Personally I started using LLVM for dynamic code generation. It explicitly supports vector operations and fully abstracts the target architecture. So you hardly have to worry about whether or not a specific instruction is supported.
[quote]So back to my point, it's the Intel's archaic architecture that's reducing the CPU's throughput. Hell, I could do 3D vertex transforms in fewer clock cycles on the PowerPC's regular old FPU than on Intel's early SSE using vector instructions.[/quote]
And what about wall clock time, and processor cost?
[quote]Lack of non destructive 3 and 4 operand instructions and fused multiply/accumulate really hold/held SSE back. They should have been there on day one.[/quote]

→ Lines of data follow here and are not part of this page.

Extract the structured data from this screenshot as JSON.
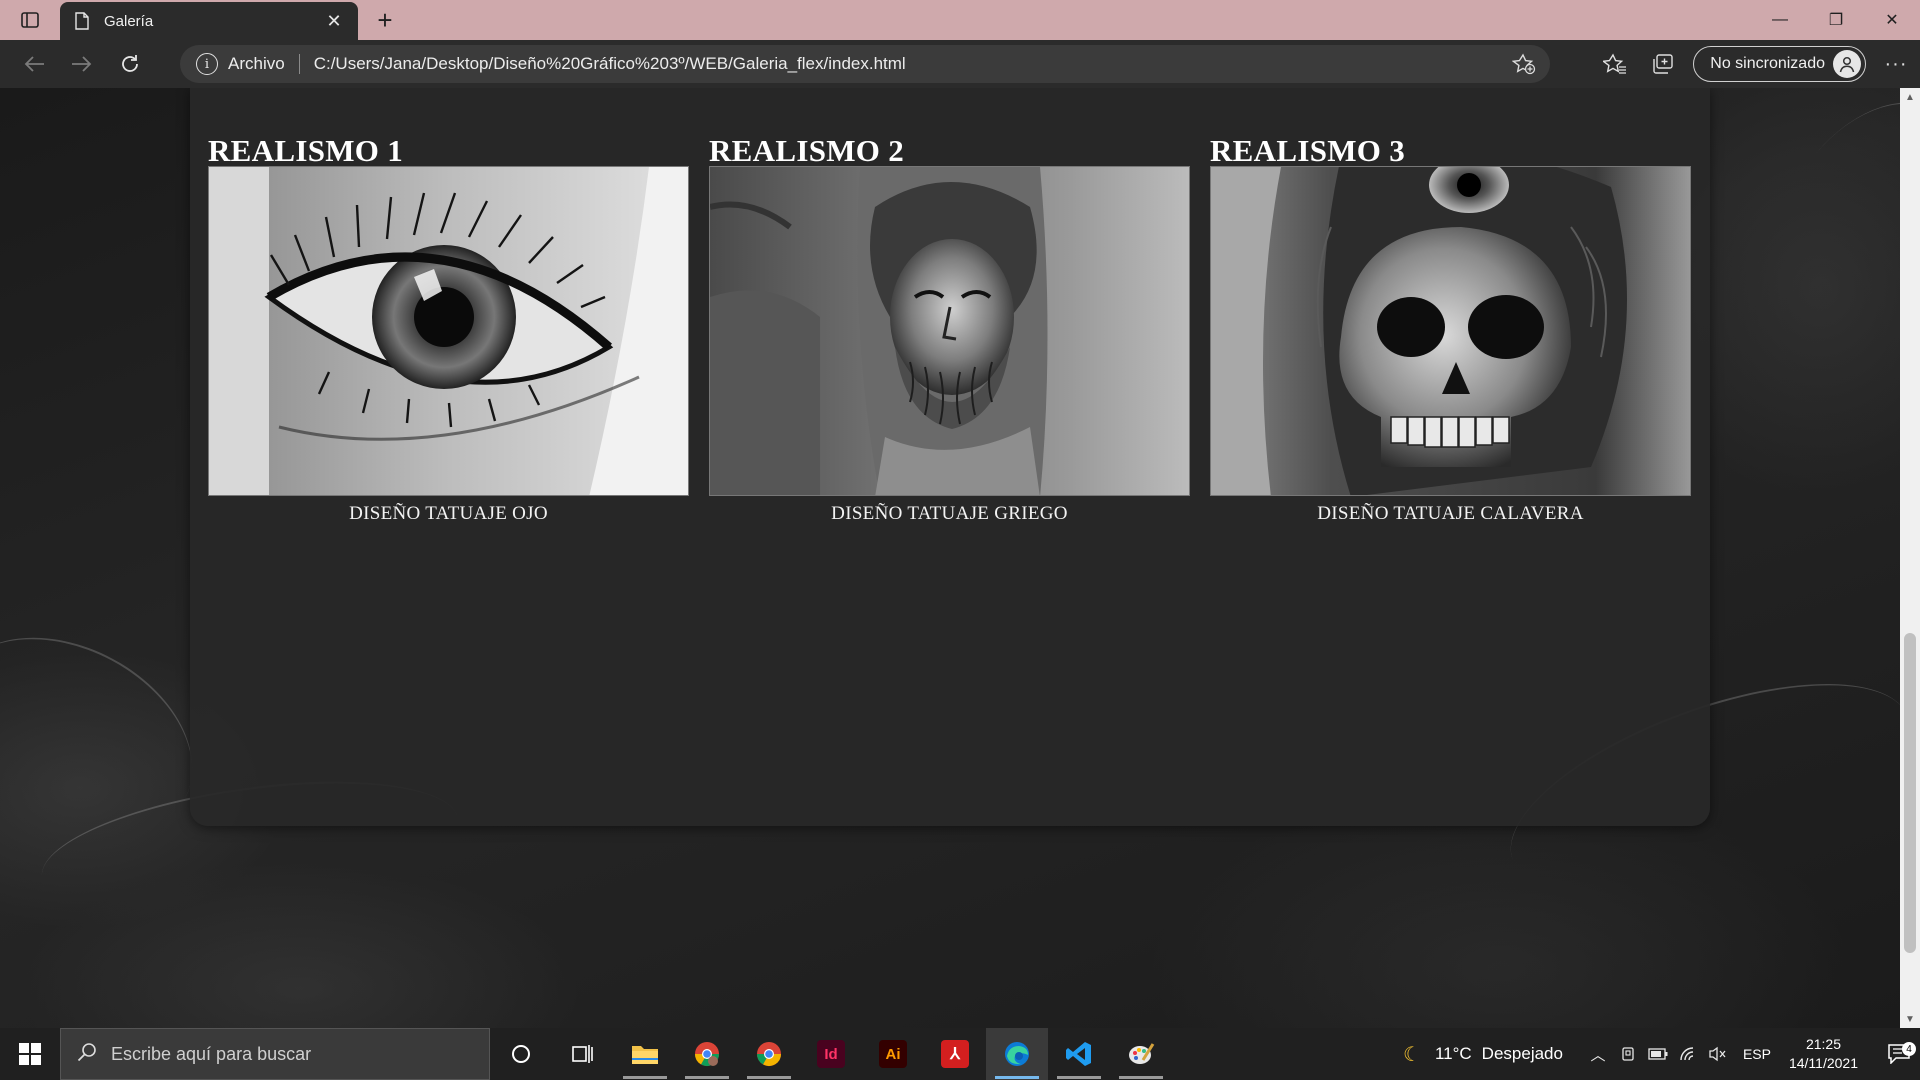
{
  "browser": {
    "tab_title": "Galería",
    "address_scheme_label": "Archivo",
    "url": "C:/Users/Jana/Desktop/Diseño%20Gráfico%203º/WEB/Galeria_flex/index.html",
    "profile_label": "No sincronizado"
  },
  "gallery": {
    "items": [
      {
        "title": "REALISMO 1",
        "caption": "DISEÑO TATUAJE OJO",
        "image": "eye-tattoo"
      },
      {
        "title": "REALISMO 2",
        "caption": "DISEÑO TATUAJE GRIEGO",
        "image": "greek-statue-tattoo"
      },
      {
        "title": "REALISMO 3",
        "caption": "DISEÑO TATUAJE CALAVERA",
        "image": "skull-owl-tattoo"
      }
    ]
  },
  "taskbar": {
    "search_placeholder": "Escribe aquí para buscar",
    "weather_temp": "11°C",
    "weather_desc": "Despejado",
    "language": "ESP",
    "time": "21:25",
    "date": "14/11/2021",
    "notification_count": "4",
    "apps": [
      "cortana",
      "task-view",
      "file-explorer",
      "chrome-alt",
      "chrome",
      "indesign",
      "illustrator",
      "acrobat",
      "edge",
      "vscode",
      "paint"
    ]
  },
  "colors": {
    "titlebar": "#cfa9ac",
    "toolbar": "#2b2b2b",
    "panel": "#282828",
    "taskbar": "#202020"
  }
}
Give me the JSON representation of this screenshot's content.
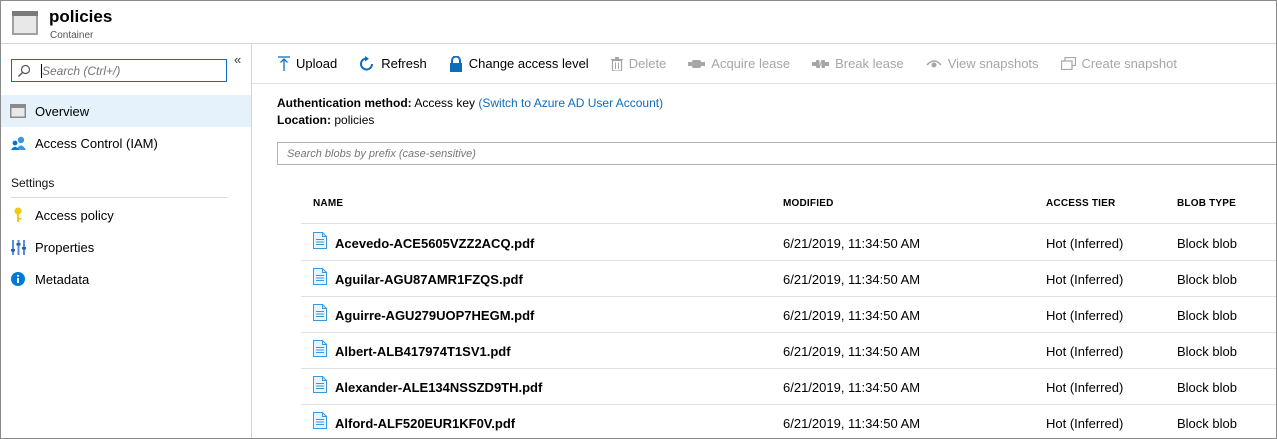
{
  "header": {
    "title": "policies",
    "subtitle": "Container"
  },
  "sidebar": {
    "search_placeholder": "Search (Ctrl+/)",
    "collapse_glyph": "«",
    "items": [
      {
        "label": "Overview",
        "icon": "overview-icon",
        "active": true
      },
      {
        "label": "Access Control (IAM)",
        "icon": "iam-icon"
      }
    ],
    "section": "Settings",
    "settings_items": [
      {
        "label": "Access policy",
        "icon": "key-icon"
      },
      {
        "label": "Properties",
        "icon": "properties-icon"
      },
      {
        "label": "Metadata",
        "icon": "info-icon"
      }
    ]
  },
  "toolbar": {
    "upload": "Upload",
    "refresh": "Refresh",
    "change_access": "Change access level",
    "delete": "Delete",
    "acquire_lease": "Acquire lease",
    "break_lease": "Break lease",
    "view_snapshots": "View snapshots",
    "create_snapshot": "Create snapshot"
  },
  "info": {
    "auth_label": "Authentication method:",
    "auth_value": "Access key",
    "auth_link": "(Switch to Azure AD User Account)",
    "location_label": "Location:",
    "location_value": "policies"
  },
  "blob_search_placeholder": "Search blobs by prefix (case-sensitive)",
  "table": {
    "columns": [
      "NAME",
      "MODIFIED",
      "ACCESS TIER",
      "BLOB TYPE"
    ],
    "rows": [
      {
        "name": "Acevedo-ACE5605VZZ2ACQ.pdf",
        "modified": "6/21/2019, 11:34:50 AM",
        "tier": "Hot (Inferred)",
        "type": "Block blob"
      },
      {
        "name": "Aguilar-AGU87AMR1FZQS.pdf",
        "modified": "6/21/2019, 11:34:50 AM",
        "tier": "Hot (Inferred)",
        "type": "Block blob"
      },
      {
        "name": "Aguirre-AGU279UOP7HEGM.pdf",
        "modified": "6/21/2019, 11:34:50 AM",
        "tier": "Hot (Inferred)",
        "type": "Block blob"
      },
      {
        "name": "Albert-ALB417974T1SV1.pdf",
        "modified": "6/21/2019, 11:34:50 AM",
        "tier": "Hot (Inferred)",
        "type": "Block blob"
      },
      {
        "name": "Alexander-ALE134NSSZD9TH.pdf",
        "modified": "6/21/2019, 11:34:50 AM",
        "tier": "Hot (Inferred)",
        "type": "Block blob"
      },
      {
        "name": "Alford-ALF520EUR1KF0V.pdf",
        "modified": "6/21/2019, 11:34:50 AM",
        "tier": "Hot (Inferred)",
        "type": "Block blob"
      }
    ]
  },
  "colors": {
    "accent": "#0f6cbd",
    "active_nav": "#e5f1fb",
    "disabled": "#a6a6a6"
  }
}
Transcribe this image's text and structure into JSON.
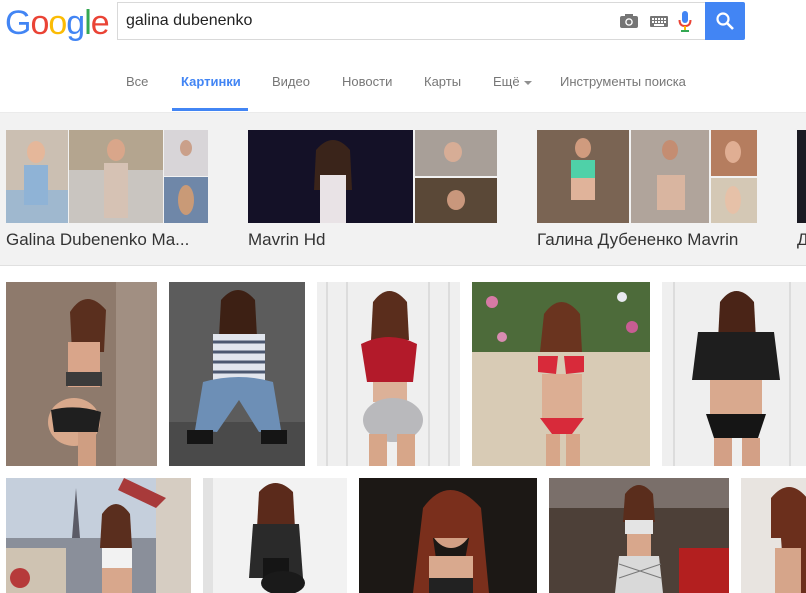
{
  "logo": {
    "letters": [
      "G",
      "o",
      "o",
      "g",
      "l",
      "e"
    ]
  },
  "search": {
    "query": "galina dubenenko"
  },
  "tabs": [
    {
      "label": "Все"
    },
    {
      "label": "Картинки"
    },
    {
      "label": "Видео"
    },
    {
      "label": "Новости"
    },
    {
      "label": "Карты"
    },
    {
      "label": "Ещё"
    },
    {
      "label": "Инструменты поиска"
    }
  ],
  "related": [
    {
      "label": "Galina Dubenenko Ma..."
    },
    {
      "label": "Mavrin Hd"
    },
    {
      "label": "Галина Дубененко Mavrin"
    },
    {
      "label": "Д"
    }
  ],
  "colors": {
    "accent": "#4285f4",
    "logo": [
      "#4285f4",
      "#ea4335",
      "#fbbc05",
      "#4285f4",
      "#34a853",
      "#ea4335"
    ]
  }
}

That would have been nice for developers, but the economic reality dictated otherwise. It's a gamble whether a certain ISA extension will offer a good ROI. Other architectures have come and gone, while x86 holds a dominant position after a full three decades.
[quote]Now we have to wait another 10 years for AVX to fully penetrate into people's hands. And it looks like Intel may be playing their same old game again; releasing AVX without FMA so that after everybody buys a new computer, a few months later they'll need to buy another to get FMA. The turmoil never ends.[/QUOTE]
You don't seem to realize the cost. FMA requires both port 0 and port 1 to be equipped with FMA ALUs, and each of them need an additional 256-bit operand. But the register file has to also be capable of providing all these operands to the two pipelines. And that's not all. Because of the increase in througput the memory subsystem has to be upgraded as well.
All this really isn't trivial, and it may take several years for the investment to be worth it. After all, the benefit in practice is much less than the theorectical doubling in performance.
Personally I would love to see it sooner rather than later, and I believe the lack of gather/scatter support is even more critical, but when looking at the bigger picture I really think we're getting a lot of bang for the buck and there's some interesting technology on the roadmap that keeps it exciting.